Home / Business / Pulse prices rise as soaring dollar, Ukraine war hurt imports

Pulse prices rise as soaring dollar, Ukraine war hurt imports

With the cooking oil market still to go off the boil, pulse prices are on the rise and some varieties have vanished from the shelves in some areas as the US dollar soaring against the taka amid the Ukraine-Russia war has hurt imports.

The prices of flour, for which Bangladesh depends on the imports of wheat, are also rising.

Official data from the Trading Corporation of Bangladesh, or TCB, showed prices of pulse increased by up to 7 percent in a month. The price of the coarse variety of lentil was Tk 110 per kg in Dhaka on Friday, up from Tk 100 a week ago and Tk 90 in the previous week, reports bdnews24.com.

The price of the fine variety of locally produced or Nepalese lentil increased Tk 10 to Tk 130 per kg in a month.

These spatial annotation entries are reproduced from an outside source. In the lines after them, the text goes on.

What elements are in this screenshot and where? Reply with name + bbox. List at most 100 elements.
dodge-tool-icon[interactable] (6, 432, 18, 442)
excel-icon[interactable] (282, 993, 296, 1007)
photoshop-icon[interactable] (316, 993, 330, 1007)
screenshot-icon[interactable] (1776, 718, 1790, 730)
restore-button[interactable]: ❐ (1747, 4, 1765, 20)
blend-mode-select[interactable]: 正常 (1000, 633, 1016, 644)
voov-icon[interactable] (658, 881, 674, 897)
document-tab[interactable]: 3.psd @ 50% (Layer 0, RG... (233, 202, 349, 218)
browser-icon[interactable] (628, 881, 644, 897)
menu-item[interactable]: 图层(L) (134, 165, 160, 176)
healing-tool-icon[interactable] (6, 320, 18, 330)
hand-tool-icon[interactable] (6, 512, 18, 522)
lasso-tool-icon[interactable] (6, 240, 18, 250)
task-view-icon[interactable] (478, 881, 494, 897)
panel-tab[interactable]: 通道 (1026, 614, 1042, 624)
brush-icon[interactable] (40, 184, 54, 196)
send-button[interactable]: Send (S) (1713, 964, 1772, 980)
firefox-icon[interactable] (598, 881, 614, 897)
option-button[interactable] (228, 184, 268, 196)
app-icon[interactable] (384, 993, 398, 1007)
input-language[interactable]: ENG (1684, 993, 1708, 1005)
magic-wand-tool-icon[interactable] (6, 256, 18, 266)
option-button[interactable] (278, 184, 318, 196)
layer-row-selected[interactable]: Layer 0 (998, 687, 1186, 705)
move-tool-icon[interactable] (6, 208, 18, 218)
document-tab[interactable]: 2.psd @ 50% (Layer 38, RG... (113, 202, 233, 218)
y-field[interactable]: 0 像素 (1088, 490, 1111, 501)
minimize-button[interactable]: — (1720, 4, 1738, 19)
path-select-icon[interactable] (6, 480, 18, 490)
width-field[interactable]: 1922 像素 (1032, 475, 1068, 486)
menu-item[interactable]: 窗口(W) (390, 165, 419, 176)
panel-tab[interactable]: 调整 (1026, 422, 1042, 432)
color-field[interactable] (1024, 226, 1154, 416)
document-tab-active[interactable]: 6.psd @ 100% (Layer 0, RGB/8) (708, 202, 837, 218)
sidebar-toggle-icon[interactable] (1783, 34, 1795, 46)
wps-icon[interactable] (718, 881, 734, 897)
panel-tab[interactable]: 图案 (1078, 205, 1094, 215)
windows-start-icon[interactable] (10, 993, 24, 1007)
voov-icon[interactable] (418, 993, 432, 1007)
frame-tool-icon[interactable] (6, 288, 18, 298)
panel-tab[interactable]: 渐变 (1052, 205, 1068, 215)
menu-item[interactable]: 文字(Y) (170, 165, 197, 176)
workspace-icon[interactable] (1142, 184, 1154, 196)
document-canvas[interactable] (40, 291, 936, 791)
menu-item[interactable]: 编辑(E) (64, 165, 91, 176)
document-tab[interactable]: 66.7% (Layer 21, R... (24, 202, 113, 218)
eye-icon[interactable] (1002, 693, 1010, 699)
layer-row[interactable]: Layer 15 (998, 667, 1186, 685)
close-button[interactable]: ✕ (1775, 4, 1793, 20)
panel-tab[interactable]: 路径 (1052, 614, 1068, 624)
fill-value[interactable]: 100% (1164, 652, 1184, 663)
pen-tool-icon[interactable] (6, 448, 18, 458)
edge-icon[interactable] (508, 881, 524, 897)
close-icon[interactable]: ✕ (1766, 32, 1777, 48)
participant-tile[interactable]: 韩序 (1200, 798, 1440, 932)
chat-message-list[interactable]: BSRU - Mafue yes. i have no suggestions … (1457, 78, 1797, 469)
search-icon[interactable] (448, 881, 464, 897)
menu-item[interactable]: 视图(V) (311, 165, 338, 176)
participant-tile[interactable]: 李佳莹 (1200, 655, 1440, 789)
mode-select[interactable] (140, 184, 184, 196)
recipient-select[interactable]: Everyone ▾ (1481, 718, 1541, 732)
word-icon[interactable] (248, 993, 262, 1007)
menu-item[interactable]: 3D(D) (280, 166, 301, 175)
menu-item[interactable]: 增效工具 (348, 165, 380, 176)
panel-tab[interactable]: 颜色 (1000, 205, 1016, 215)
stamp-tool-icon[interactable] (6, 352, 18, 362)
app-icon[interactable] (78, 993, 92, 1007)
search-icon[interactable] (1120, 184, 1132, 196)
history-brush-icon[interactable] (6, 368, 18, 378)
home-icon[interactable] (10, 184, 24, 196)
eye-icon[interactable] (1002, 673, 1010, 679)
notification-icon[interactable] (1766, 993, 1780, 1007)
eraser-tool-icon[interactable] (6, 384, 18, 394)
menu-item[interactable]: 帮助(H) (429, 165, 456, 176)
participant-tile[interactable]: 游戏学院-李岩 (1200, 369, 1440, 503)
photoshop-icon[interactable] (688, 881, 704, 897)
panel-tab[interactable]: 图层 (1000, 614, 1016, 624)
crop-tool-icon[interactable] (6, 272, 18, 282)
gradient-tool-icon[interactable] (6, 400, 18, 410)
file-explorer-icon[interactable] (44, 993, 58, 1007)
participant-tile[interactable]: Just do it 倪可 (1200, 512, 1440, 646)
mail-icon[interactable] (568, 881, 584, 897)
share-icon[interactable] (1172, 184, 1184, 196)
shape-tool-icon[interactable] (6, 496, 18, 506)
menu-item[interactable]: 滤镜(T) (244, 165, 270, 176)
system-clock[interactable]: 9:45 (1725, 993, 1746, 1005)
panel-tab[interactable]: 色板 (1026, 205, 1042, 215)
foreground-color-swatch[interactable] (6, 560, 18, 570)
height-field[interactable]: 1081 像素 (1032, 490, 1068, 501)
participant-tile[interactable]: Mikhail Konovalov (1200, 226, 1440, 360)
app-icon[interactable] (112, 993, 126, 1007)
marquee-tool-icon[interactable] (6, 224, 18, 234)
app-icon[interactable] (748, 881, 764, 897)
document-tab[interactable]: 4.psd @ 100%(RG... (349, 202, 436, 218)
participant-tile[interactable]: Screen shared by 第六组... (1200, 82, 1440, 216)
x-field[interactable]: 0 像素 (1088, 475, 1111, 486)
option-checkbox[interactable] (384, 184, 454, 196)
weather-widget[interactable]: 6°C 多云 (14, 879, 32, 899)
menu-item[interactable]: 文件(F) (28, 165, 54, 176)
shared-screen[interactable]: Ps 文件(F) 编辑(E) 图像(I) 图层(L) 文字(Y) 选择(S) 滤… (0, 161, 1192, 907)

The prices of other varieties of pulse, such as split peas and Mung, have also increased by Tk 10 a kg.

According to the TCB, the price of basic flour has increased by 30 percent in a month to Tk 50 a kg while all-purpose flour now costs Tk 65 a kg, up by 18 percent in a month.

Both Ukraine and Russia are the biggest suppliers of wheat and war has heavily disrupted supplies from those countries. India’s recent decision to halt exports also hit the global wheat market.

Businesses believe the Russia-Ukraine war has played the biggest role in driving the prices of pulse and flour.

The devaluation of the taka against the dollar led to a rise in import costs, which also affected the prices of the products.

Shafi Mahmud, president of Bangladesh Pulse Traders’ Association, however, does not agree that the prices have increased too much.

The prices were at the same level more than a decade ago and dropped in the past few years due to a decrease in prices on the international market, he said.

Now the US dollar gaining on the taka, increased shipping costs, and a spike in prices on the international market amid the war are driving the prices on the domestic market, he said.

Shafi said a shipment of lentil with a letter of credit opened 15 days ago cost him Tk 122 per kg. If he opens an LC now, the price will be more than Tk 130 due to the increased exchange rate of the US dollar.

Abul Khayer Group, ACI, City Group and other companies that import pulses have also hiked prices, he said.


Split peas, known as Ancor Dal in Bangladesh and popular for breakfast at restaurants, were not available in most of the wholesale and retail markets of Mirpur on Friday.

Very few shops that had split peas sold the products at Tk 70 a kg.

Traders said the import of split peas almost stopped after the war started in Ukraine, a major supplier.

Moreover, people bought the product en masse during Ramadan in April.

“The price of this pulse will increase,” warned Chunnu Haji, proprietor of Razzak Banijyo Bitan in Old Dhaka.

He said retailers also raised the prices of locally produced Mung Dal by taking advantage of a hike in prices of the imported products.